🤖 AI Summary
Existing multimodal large language models (MLLMs) lack rigorous evaluation of cross-modal organic reasoning—particularly in domains requiring deep, inseparable integration of textual and visual information. Method: We introduce EMMA, the first multi-step, multimodal reasoning benchmark focused on mathematics, physics, chemistry, and programming. Unlike text-centric or superficially vision-dependent benchmarks, EMMA explicitly defines and evaluates “non-decomposable modality-cooperative reasoning,” where text and image inputs are mutually indispensable for correct inference. It comprises human-authored, multi-disciplinary problems, rigorously annotated reasoning chains, and adversarially designed images to stress-test robustness. Evaluation supports chain-of-thought prompting and test-time compute scaling. Results: Experiments reveal substantial performance bottlenecks across state-of-the-art MLLMs on EMMA; gains from CoT prompting and increased compute are marginal, highlighting fundamental limitations in current architectures and training paradigms—and providing critical empirical grounding for future innovation.
📝 Abstract
The ability to organically reason over and with both text and images is a pillar of human intelligence, yet the ability of Multimodal Large Language Models (MLLMs) to perform such multimodal reasoning remains under-explored. Existing benchmarks often emphasize text-dominant reasoning or rely on shallow visual cues, failing to adequately assess integrated visual and textual reasoning.

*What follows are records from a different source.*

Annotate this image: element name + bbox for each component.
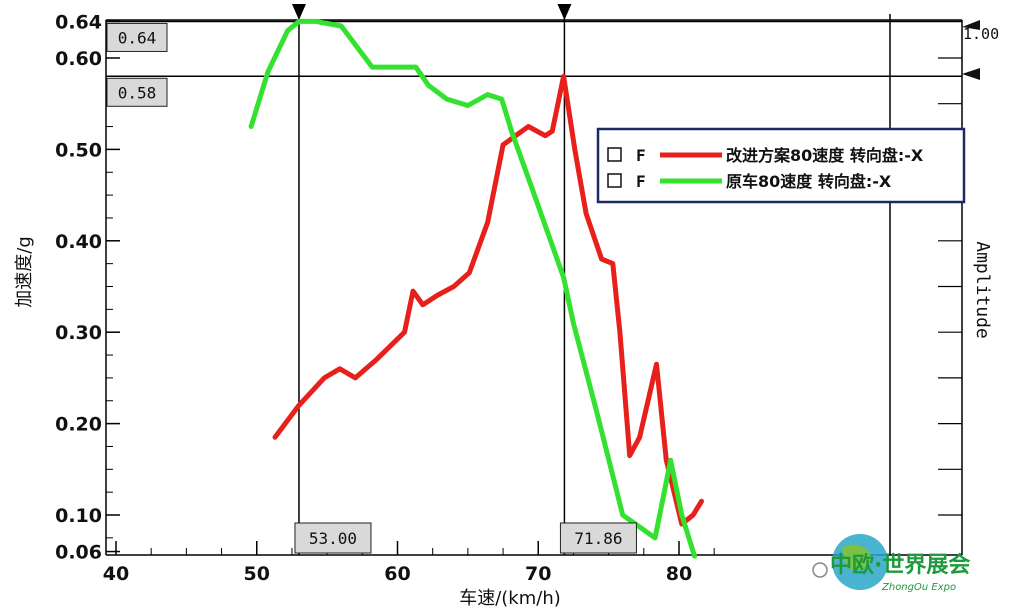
y2-marker-mid — [962, 68, 980, 80]
wechat-icon — [812, 562, 828, 578]
series-group — [248, 18, 704, 559]
vertical-cursor-label: 71.86 — [574, 529, 622, 548]
watermark-subtitle: ZhongOu Expo — [881, 582, 956, 593]
horizontal-cursor-label: 0.58 — [118, 83, 157, 102]
y2-marker-top — [962, 20, 980, 30]
watermark-logo: 中欧·世界展会 ZhongOu Expo — [812, 534, 970, 593]
horizontal-cursor-label-box — [106, 22, 168, 52]
x-axis-title: 车速/(km/h) — [459, 588, 561, 609]
series-line-improved — [272, 73, 704, 527]
y-tick-label: 0.60 — [55, 48, 102, 70]
cursor-group — [106, 4, 962, 555]
cursor-handle-icon[interactable] — [291, 4, 306, 20]
legend-checkbox-1 — [607, 147, 622, 162]
legend-box — [596, 127, 966, 204]
y-tick-label: 0.10 — [55, 505, 102, 527]
horizontal-cursor-label-box — [106, 77, 168, 107]
y2-axis-title: Amplitude — [972, 241, 993, 339]
y-tick-label: 0.30 — [55, 322, 102, 344]
vertical-cursor-label-box — [559, 522, 637, 554]
legend: F 改进方案80速度 转向盘:-X F 原车80速度 转向盘:-X — [596, 127, 966, 204]
x-tick-label: 70 — [525, 563, 551, 585]
legend-checkbox-2 — [607, 173, 622, 188]
horizontal-cursor-label: 0.64 — [118, 28, 157, 47]
y-tick-label: 0.06 — [55, 542, 102, 564]
y-tick-label: 0.50 — [55, 139, 102, 161]
y-tick-label: 0.64 — [55, 11, 102, 33]
x-tick-label: 60 — [384, 563, 410, 585]
y-tick-label: 0.40 — [55, 231, 102, 253]
vertical-cursor-label: 53.00 — [309, 529, 357, 548]
tick-group: 40 50 60 70 80 0.06 0.10 0.20 0.30 0.40 0.50 0.60 0.… — [55, 11, 962, 585]
legend-marker-1: F — [636, 146, 646, 165]
series-line-original — [248, 18, 697, 559]
x-tick-label: 50 — [244, 563, 270, 585]
legend-marker-2: F — [636, 172, 646, 191]
y-tick-label: 0.20 — [55, 414, 102, 436]
x-tick-label: 80 — [666, 563, 692, 585]
vertical-cursor-label-box — [294, 522, 372, 554]
x-tick-label: 40 — [103, 563, 129, 585]
y-axis-title: 加速度/g — [14, 236, 35, 308]
legend-label-2: 原车80速度 转向盘:-X — [726, 172, 892, 191]
legend-label-1: 改进方案80速度 转向盘:-X — [726, 146, 924, 165]
cursor-handle-icon[interactable] — [557, 4, 572, 20]
y2-tick-label: 1.00 — [963, 25, 999, 43]
watermark-title: 中欧·世界展会 — [830, 552, 970, 578]
cursor-label-group: 53.00 71.86 0.64 0.58 — [106, 22, 637, 554]
globe-land-icon — [842, 544, 871, 571]
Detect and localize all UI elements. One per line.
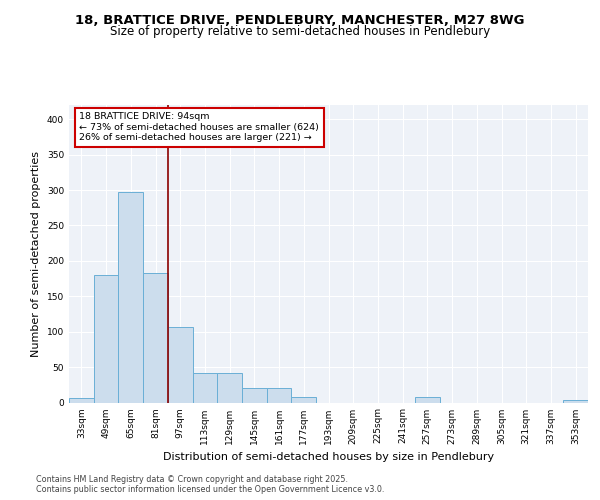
Bar: [143, 273, 168, 402]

We introduce EMMA (Enhanced MultiModal reAsoning), a benchmark targeting organic multimodal reasoning across mathematics, physics, chemistry, and coding. EMMA tasks demand advanced cross-modal reasoning that cannot be addressed by reasoning independently in each modality, offering an enhanced test suite for MLLMs' reasoning capabilities. Our evaluation of state-of-the-art MLLMs on EMMA reveals significant limitations in handling complex multimodal and multi-step reasoning tasks, even with advanced techniques like Chain-of-Thought prompting and test-time compute scaling underperforming. These findings underscore the need for improved multimodal architectures and training paradigms to close the gap between human and model reasoning in multimodality.